Nein, diesmal war der Treibsand an einem sonnigen Tag, auf einem perfekten Strand wie diesem aufgetaucht. Er hatte ihn in die Tiefe gesogen und an Ort und Stelle gelähmt. In seinem Traum hatte er immer und immer wieder versucht, seine Füße zu bewegen, aber seine Glieder waren nutzlos gewesen. Er schmeckte sein Blut, Schüsse hallten in seinen Ohren, während er sich abmühte. Doch er versagte kläglich, und die Silhouetten namenloser Männer zerrten Rafa außer Reichweite.
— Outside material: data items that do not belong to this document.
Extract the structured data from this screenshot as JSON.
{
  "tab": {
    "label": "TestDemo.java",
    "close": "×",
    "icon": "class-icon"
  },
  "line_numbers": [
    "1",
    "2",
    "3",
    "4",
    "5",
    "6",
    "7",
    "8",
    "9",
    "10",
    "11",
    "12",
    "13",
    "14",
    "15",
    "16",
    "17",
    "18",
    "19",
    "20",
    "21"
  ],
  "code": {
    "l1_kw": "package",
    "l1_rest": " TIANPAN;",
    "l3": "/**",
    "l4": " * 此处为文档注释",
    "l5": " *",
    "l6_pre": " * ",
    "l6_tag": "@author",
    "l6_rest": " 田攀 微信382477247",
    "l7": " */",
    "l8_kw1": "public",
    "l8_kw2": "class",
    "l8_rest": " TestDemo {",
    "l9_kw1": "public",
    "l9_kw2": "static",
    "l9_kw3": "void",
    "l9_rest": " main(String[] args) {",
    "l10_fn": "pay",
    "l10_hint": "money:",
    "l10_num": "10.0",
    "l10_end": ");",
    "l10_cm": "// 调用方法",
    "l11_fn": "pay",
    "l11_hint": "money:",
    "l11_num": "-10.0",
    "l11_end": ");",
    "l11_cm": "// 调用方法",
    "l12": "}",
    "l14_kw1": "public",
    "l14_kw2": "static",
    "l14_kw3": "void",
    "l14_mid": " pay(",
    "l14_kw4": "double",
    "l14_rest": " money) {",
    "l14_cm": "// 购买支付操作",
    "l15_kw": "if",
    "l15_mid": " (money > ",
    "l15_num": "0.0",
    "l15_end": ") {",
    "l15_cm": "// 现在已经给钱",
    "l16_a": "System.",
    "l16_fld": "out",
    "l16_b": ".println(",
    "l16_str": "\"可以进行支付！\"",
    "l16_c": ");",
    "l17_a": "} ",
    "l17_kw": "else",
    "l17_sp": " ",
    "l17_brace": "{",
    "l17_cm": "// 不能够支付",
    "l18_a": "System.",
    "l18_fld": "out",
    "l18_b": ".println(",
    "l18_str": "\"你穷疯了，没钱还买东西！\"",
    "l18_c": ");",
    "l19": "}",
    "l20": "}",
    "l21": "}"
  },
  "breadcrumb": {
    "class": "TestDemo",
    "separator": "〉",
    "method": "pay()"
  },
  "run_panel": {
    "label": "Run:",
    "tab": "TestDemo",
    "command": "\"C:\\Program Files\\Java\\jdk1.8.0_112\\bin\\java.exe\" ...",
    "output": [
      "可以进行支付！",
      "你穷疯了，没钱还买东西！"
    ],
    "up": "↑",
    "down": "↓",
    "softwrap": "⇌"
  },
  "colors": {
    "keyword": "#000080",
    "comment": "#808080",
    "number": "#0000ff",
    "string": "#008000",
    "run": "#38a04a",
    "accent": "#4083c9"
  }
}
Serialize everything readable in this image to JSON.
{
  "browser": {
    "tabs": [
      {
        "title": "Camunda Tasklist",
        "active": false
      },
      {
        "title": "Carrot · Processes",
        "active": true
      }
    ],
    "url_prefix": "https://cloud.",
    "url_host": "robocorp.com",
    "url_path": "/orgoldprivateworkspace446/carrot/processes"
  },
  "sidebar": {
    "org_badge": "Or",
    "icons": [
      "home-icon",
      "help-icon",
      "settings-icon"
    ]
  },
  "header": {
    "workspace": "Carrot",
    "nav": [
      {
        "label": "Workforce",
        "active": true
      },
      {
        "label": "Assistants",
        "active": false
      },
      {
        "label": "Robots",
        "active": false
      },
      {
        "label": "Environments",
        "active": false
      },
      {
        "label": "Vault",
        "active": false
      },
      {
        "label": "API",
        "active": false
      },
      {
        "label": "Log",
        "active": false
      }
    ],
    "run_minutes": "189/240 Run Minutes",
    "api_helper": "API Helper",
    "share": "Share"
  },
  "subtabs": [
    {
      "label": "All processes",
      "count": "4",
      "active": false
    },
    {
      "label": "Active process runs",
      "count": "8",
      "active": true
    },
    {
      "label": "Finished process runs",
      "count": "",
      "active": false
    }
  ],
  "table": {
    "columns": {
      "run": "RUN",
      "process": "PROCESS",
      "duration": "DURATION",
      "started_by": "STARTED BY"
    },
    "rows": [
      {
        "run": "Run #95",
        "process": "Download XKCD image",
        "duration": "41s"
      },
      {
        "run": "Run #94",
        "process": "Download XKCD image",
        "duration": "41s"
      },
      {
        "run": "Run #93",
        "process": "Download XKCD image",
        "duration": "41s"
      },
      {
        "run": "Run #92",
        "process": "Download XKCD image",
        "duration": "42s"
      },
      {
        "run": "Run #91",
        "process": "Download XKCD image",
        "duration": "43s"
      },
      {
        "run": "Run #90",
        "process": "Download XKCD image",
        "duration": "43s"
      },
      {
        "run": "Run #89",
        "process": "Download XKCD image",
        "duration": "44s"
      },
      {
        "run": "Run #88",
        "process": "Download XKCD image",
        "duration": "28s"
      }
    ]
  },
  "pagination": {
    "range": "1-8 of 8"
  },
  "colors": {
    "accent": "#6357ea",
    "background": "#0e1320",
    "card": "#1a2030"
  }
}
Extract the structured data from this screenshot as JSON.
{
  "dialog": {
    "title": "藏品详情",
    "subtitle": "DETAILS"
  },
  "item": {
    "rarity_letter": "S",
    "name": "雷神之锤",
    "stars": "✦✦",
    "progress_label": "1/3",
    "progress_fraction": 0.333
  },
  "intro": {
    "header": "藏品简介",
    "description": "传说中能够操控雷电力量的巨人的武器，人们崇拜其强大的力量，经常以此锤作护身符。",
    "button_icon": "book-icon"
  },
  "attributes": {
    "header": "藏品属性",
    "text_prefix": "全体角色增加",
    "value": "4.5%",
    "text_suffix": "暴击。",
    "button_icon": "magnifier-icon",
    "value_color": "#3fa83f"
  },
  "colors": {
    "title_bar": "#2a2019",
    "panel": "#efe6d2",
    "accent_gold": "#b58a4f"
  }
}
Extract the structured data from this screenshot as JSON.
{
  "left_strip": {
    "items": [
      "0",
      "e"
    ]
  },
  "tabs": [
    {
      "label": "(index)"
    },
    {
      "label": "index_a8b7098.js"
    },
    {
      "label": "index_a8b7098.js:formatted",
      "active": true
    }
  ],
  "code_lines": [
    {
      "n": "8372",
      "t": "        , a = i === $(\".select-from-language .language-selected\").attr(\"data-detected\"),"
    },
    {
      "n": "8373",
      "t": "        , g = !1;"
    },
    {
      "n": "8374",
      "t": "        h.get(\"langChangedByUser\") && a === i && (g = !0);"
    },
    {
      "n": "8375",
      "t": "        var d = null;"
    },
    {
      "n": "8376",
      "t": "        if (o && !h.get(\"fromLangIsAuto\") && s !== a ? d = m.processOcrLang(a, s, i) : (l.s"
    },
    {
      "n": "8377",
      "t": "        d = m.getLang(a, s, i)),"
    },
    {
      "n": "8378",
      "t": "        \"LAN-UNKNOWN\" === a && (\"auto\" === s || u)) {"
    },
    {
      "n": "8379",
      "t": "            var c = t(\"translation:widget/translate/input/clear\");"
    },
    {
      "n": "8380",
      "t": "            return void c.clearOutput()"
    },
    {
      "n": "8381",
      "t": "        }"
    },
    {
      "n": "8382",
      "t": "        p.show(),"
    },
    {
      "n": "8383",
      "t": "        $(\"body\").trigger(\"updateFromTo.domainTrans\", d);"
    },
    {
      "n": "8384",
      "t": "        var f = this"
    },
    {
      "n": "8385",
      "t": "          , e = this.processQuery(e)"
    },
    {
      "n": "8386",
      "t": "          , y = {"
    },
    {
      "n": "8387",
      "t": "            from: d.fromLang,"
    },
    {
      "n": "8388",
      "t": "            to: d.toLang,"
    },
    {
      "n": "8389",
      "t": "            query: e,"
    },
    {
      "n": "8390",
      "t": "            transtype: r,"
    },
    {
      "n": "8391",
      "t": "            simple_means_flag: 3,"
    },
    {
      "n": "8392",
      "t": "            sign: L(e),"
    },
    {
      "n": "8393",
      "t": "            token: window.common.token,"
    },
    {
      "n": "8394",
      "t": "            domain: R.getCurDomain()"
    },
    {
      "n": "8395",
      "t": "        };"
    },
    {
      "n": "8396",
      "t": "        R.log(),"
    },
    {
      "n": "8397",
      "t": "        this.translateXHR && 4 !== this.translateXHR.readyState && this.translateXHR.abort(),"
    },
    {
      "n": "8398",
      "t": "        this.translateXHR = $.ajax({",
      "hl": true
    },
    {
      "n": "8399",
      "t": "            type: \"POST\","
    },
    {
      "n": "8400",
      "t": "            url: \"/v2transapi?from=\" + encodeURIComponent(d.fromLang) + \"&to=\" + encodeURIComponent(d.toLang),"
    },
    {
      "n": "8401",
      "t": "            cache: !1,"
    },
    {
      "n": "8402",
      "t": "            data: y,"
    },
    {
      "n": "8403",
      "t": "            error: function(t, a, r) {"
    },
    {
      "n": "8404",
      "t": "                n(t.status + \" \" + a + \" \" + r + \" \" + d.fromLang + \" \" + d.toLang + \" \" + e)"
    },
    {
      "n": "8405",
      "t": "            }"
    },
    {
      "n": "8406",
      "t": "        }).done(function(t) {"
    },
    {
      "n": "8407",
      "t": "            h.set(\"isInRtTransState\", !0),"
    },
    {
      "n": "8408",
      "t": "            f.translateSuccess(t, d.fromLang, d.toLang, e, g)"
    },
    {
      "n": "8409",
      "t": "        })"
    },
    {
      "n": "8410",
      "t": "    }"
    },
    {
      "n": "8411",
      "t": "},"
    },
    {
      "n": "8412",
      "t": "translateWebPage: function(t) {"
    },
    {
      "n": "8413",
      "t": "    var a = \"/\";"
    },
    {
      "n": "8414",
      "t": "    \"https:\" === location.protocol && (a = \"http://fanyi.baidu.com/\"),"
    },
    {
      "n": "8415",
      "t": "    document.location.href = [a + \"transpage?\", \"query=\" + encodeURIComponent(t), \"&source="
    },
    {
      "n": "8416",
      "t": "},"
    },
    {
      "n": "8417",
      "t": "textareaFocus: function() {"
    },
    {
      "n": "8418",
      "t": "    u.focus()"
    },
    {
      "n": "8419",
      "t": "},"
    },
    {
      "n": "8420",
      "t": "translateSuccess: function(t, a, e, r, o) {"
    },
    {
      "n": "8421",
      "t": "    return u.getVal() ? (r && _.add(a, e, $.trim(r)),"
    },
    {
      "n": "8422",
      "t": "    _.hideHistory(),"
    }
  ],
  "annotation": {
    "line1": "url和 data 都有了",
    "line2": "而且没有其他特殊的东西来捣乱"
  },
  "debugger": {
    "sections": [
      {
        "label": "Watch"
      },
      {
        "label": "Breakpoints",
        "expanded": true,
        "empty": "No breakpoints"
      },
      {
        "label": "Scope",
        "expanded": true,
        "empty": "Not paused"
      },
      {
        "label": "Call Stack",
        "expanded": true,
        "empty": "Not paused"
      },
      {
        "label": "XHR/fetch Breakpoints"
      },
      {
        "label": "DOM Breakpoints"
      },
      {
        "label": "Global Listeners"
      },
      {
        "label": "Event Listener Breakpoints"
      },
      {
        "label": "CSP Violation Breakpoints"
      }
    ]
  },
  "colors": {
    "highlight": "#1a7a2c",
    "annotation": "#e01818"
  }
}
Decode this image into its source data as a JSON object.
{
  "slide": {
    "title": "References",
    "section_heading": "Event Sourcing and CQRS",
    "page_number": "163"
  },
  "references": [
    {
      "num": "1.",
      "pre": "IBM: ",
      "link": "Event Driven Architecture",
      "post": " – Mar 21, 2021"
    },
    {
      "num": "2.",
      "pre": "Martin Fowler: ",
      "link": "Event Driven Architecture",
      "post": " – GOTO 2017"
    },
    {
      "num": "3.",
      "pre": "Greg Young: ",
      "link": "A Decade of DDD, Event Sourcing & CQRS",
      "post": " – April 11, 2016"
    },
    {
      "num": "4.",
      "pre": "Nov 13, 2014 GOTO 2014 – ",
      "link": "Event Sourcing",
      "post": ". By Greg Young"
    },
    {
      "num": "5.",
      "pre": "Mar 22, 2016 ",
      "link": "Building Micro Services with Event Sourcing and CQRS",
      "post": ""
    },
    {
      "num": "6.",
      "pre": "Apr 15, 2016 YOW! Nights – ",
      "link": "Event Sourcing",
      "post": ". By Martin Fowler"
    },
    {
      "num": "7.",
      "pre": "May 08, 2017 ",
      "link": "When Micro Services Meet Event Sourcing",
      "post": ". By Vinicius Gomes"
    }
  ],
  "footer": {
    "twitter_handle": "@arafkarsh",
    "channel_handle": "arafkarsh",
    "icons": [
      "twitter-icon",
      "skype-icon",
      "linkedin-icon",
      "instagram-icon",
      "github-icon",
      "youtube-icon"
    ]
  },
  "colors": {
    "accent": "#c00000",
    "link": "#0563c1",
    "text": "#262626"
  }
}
Shane sah zu ihm und atmete wieder die frische Seeluft ein – Salzwasser und Seetang und Sommer.
Du bist wach. Es geht ihm gut. Lass los.
Er schloss die Augen und zählte bis fünf. Wenn er sie öffnete, würde der Moment – der Nachhall des Albtraums, der ihn gequält hatte, offiziell vorbei sein. Sie hatten so eine friedliche Woche verbracht. Er konnte nicht zulassen, dass irgendetwas ihren letzten Tag ruinierte, bevor sie zurück nach Sydney gingen. Wenigstens hatte Rafa bereits das Zelt verlassen, als der Albtraum gekommen war. Shane wollte nicht, dass er sich wegen etwas so Unwichtigem Sorgen machte.
Die Träume hatten vor Kurzem angefangen, ohne Warnung und besonderen Grund. Shane wüsste nicht, warum sie nicht genauso schnell wieder verschwinden sollten. Kein Grund, einen Aufstand zu machen.